# Missing Data Imputation 

In [None]:
%matplotlib inline
import matplotlib.pyplot as plt

import numpy as np
from sklearn.preprocessing import scale
from sklearn.experimental import enable_iterative_imputer
from sklearn.impute import SimpleImputer, IterativeImputer

import pandas as pd
import os

## Data loading

The dataset that we will use is named `data-lab2.csv`.

* Import the dataset using pandas
* Describe statistically the different variables available 
* Print the total % of missing data over the data
* Print the % of missing data per variable

In [None]:
df = pd.read_csv('data-lab2.csv')

In [None]:
df.head()

In [None]:
df.describe()
# What do you notice ??? (hint: type of variables)

In [None]:
# Your response

## Simple imputation strategies 

Let us consider the case of imputing the **earnings** variable  in this dataset. 

* Plot the distribution of the earnings variables with a histogram
* Describe what the function bellow is doing 
* Use the function to impute the missing variable earnings 
* Compare the distributions of the newly imputed variable and the previous one

In [None]:
from random import sample

def random_imp(a):
    missing = a.isna()
    n_miss = np.sum(missing)
    obs = a[-missing]
    imputed = np.array(a)
    impute_values = sample(list(obs), n_miss)
    imputed[missing]=impute_values
    return imputed

* What are the problems with this approach ? 
* Propose two simple alternatives and compare the obtained results 
* Create a function that encapsulate all three alternatives for imputing a variable. The choice of the strategy is a parameter of the function.

In [None]:
# Your answer 

## Trying some logical rules 

* Create a column in the data frame that indicated missingness in the earning variable 
* Check for the correlation between this new variable and the other one in the dataset 
* Can you propose a simple logical rule to impute some of the missing values based on the workmos variable?

In [None]:
# Your answer 

## Using Matching to impute missing values (deterministic)

* Implement a function that
 * for observations with NaN retrieve the top-k closest neighbors based on some distance 
 * impute the mean or the median earnings over the top-k closest neighbors
 
Parameters: k (default=3), distance (default=euclidean), strategy (default=mean)

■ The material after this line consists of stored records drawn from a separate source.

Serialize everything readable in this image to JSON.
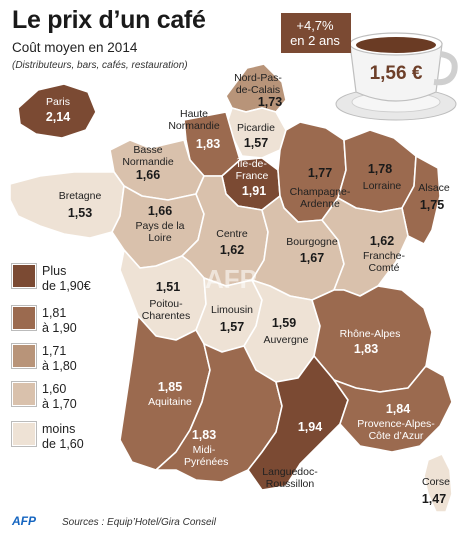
{
  "title": "Le prix d’un café",
  "subtitle": "Coût moyen en 2014",
  "note": "(Distributeurs, bars, cafés, restauration)",
  "increase": {
    "line1": "+4,7%",
    "line2": "en 2 ans"
  },
  "national_price": "1,56 €",
  "legend": [
    {
      "label_1": "Plus",
      "label_2": "de 1,90€",
      "color": "#7b4a33"
    },
    {
      "label_1": "1,81",
      "label_2": "à 1,90",
      "color": "#9b6a4f"
    },
    {
      "label_1": "1,71",
      "label_2": "à 1,80",
      "color": "#b89479"
    },
    {
      "label_1": "1,60",
      "label_2": "à 1,70",
      "color": "#d9c1ac"
    },
    {
      "label_1": "moins",
      "label_2": "de 1,60",
      "color": "#eee2d5"
    }
  ],
  "regions": [
    {
      "id": "paris",
      "name": "Paris",
      "value": "2,14"
    },
    {
      "id": "nord",
      "name": "Nord-Pas-de-Calais",
      "value": "1,73"
    },
    {
      "id": "haute-normandie",
      "name": "Haute Normandie",
      "value": "1,83"
    },
    {
      "id": "picardie",
      "name": "Picardie",
      "value": "1,57"
    },
    {
      "id": "basse-normandie",
      "name": "Basse Normandie",
      "value": "1,66"
    },
    {
      "id": "idf",
      "name": "Île-de-France",
      "value": "1,91"
    },
    {
      "id": "champagne",
      "name": "Champagne-Ardenne",
      "value": "1,77"
    },
    {
      "id": "lorraine",
      "name": "Lorraine",
      "value": "1,78"
    },
    {
      "id": "alsace",
      "name": "Alsace",
      "value": "1,75"
    },
    {
      "id": "bretagne",
      "name": "Bretagne",
      "value": "1,53"
    },
    {
      "id": "pdl",
      "name": "Pays de la Loire",
      "value": "1,66"
    },
    {
      "id": "centre",
      "name": "Centre",
      "value": "1,62"
    },
    {
      "id": "bourgogne",
      "name": "Bourgogne",
      "value": "1,67"
    },
    {
      "id": "franche-comte",
      "name": "Franche-Comté",
      "value": "1,62"
    },
    {
      "id": "poitou",
      "name": "Poitou-Charentes",
      "value": "1,51"
    },
    {
      "id": "limousin",
      "name": "Limousin",
      "value": "1,57"
    },
    {
      "id": "auvergne",
      "name": "Auvergne",
      "value": "1,59"
    },
    {
      "id": "rhone-alpes",
      "name": "Rhône-Alpes",
      "value": "1,83"
    },
    {
      "id": "aquitaine",
      "name": "Aquitaine",
      "value": "1,85"
    },
    {
      "id": "midi-pyrenees",
      "name": "Midi-Pyrénées",
      "value": "1,83"
    },
    {
      "id": "languedoc",
      "name": "Languedoc-Roussillon",
      "value": "1,94"
    },
    {
      "id": "paca",
      "name": "Provence-Alpes-Côte d’Azur",
      "value": "1,84"
    },
    {
      "id": "corse",
      "name": "Corse",
      "value": "1,47"
    }
  ],
  "source_logo": "AFP",
  "sources": "Sources : Equip’Hotel/Gira Conseil"
}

* Impute the earnings variable and compare the results with previous imputation stragies

In [None]:
# Your answer

## Using Linear Regression to impute missing values (deterministic)

Recall: the objective of linear regression is to model the relationship between a continuous variable $Y$ and a set of explicatives variables $X_1, \cdots, X_d$. Linear model assumes a relationship of the following form 
$Y_i = \theta_0 + \theta_1X_1 + \cdots + \theta_dX_d$ and the objective is to estimate the $\theta$s coefficients. 

One way of adressing the problem of missing data imputation is to cast the task as a linear regression problem. Here the target variable $Y$ is earnings and the $X$s are the other variables in the dataset. 

* Learn a linear regression model to predict earnings based on the other variables 
* Comment on the results: values of coefficients, R^2 etc. 
* Predict the earning values for all observations of the dataset
* Imput the prediction where the earnings missing
* Compare the final distribution with previous strategy
* Include the strategy in your previous function

In [None]:
## Your answer

## Multiple variables imputation 

Let's move on to the case where multiple variables present missing values. 
To process we will introduce missing values in the age variable. 

* Write a function to cause approximatively 30% of the values of a variable x to be missing. Design the mechanism to be at random but not completely at random: the probability of missing age should depend on some y variable. 
* Apply the function to the age variable with a dependence on the sex.
* Explore the iterative imputer of scikit-learn.

In [None]:
## Your answer